Die Berliner Polizei hat sechs Männer festgenommen und damit möglicherweise einen Angriff während des Halbmarathons in der Hauptstadt vereitelt. Bei gemeinsamen Durchsuchungen des Staatsschutzes und der Berliner Generalstaatsanwaltschaft im Stadtgebiet seien sechs Menschen festgenommen worden, teilte die Polizei per Twitter mit.

Die Welt hatte zuvor gemeldet, Spezialkräfte hätten vier Männer festgenommen, unter ihnen einen Hauptverdächtigen. Er solle geplant haben, mit Messern Zuschauer und Teilnehmer der Sportveranstaltung zu töten. Der Verdächtige gehöre zum privaten Umfeld des Terroristen Anis Amri, der den Anschlag auf den Berliner Weihnachtsmarkt Ende 2016 verübt und zwölf Menschen getötet hatte.

Vor dem Halbmarathon lagen der Berliner Polizei nach eigenen Angaben Hinweise auf eine möglicherweise geplante Gewalttat während der Veranstaltung vor. Es habe Hinweise darauf gegeben, dass die sechs Festgenommenen im Alter von 18 bis 21 Jahren "an der Vorbereitung eines Verbrechens im Zusammenhang mit dieser Veranstaltung beteiligt gewesen sein könnten", teilte die Polizei mit. Auf dieser Grundlage seien die Durchsuchungen und die sechs Festnahmen erfolgt. Weitere Angaben seien wegen der laufenden Ermittlungen derzeit nicht möglich.

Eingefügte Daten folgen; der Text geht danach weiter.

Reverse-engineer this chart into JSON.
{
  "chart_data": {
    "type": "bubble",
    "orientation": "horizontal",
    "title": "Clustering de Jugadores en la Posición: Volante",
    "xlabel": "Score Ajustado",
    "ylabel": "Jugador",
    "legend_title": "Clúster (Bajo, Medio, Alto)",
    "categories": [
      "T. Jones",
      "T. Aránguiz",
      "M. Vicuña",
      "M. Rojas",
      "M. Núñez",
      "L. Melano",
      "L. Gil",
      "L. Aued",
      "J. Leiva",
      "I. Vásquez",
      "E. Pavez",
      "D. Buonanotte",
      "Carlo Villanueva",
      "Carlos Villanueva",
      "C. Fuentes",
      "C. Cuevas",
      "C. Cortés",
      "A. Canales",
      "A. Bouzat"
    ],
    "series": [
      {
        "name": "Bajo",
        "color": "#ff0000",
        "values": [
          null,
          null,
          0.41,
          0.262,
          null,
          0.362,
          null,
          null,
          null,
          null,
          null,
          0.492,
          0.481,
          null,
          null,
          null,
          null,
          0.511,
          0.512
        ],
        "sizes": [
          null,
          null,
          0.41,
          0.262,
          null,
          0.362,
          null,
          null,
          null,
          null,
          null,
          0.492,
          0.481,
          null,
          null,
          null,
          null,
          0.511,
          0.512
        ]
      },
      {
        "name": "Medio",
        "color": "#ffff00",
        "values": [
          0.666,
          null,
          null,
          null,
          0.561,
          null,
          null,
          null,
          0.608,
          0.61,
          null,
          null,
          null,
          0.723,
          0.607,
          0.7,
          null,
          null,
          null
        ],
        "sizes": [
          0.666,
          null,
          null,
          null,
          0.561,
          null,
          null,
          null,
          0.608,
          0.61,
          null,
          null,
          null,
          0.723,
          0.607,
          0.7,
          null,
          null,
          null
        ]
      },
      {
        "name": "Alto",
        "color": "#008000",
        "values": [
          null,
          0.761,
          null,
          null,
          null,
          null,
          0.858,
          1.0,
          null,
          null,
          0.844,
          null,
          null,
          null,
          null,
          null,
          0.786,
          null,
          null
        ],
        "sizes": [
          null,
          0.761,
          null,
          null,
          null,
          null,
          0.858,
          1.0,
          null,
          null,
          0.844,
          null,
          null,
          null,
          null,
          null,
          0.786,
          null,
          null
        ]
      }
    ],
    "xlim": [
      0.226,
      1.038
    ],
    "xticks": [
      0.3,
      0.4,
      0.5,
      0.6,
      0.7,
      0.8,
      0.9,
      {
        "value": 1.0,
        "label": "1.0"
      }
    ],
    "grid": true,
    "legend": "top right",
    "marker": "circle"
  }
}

Der Hauptverdächtige war dem Tagesspiegel zufolge zwei Wochen dauerobserviert worden. Er sei den Behörden aus den Nachermittlungen zum Amri-Anschlag bekannt gewesen. Zuletzt habe es offenbar einen Hinweis durch einen ausländischen Geheimdienst gegeben, wonach der Mann einen Anschlag auf den Halbmarathon plane.

Der Mann habe mit einer Messerattacke den Tod seines Vertrauten Amri rächen wollen, schrieb die Zeitung und beruft sich auf Angaben von Sicherheitskreisen. Amri war auf der Flucht in Italien erschossen worden. In der Wohnung eines mutmaßlichen Komplizen des überwältigten Hauptverdächtigen hätten auf Sprengstoff trainierte Hunde im Keller angeschlagen, berichtete die Welt weiter. Sie zitierte einen Polizeibeamten mit den Worten: "Wir werten noch aus. Aber das war wahrscheinlich knapp."

Nach dem tödlichen Zwischenfall in Münster hatte Berlins Innensenator Andreas Geisel (SPD) am Samstag angekündigt, dass die Polizei die schon "extrem hohen Sicherheitsvorkehrungen" für den Halbmarathon am Sonntag überprüfen werde. Sie wollte mit 630 Beamten im Einsatz sein, um die Strecke zu sichern. An dem Halbmarathon nahmen am Sonntagvormittag nach Angaben der Organisatoren etwa 36.000 Sportlerinnen und Sportler teil.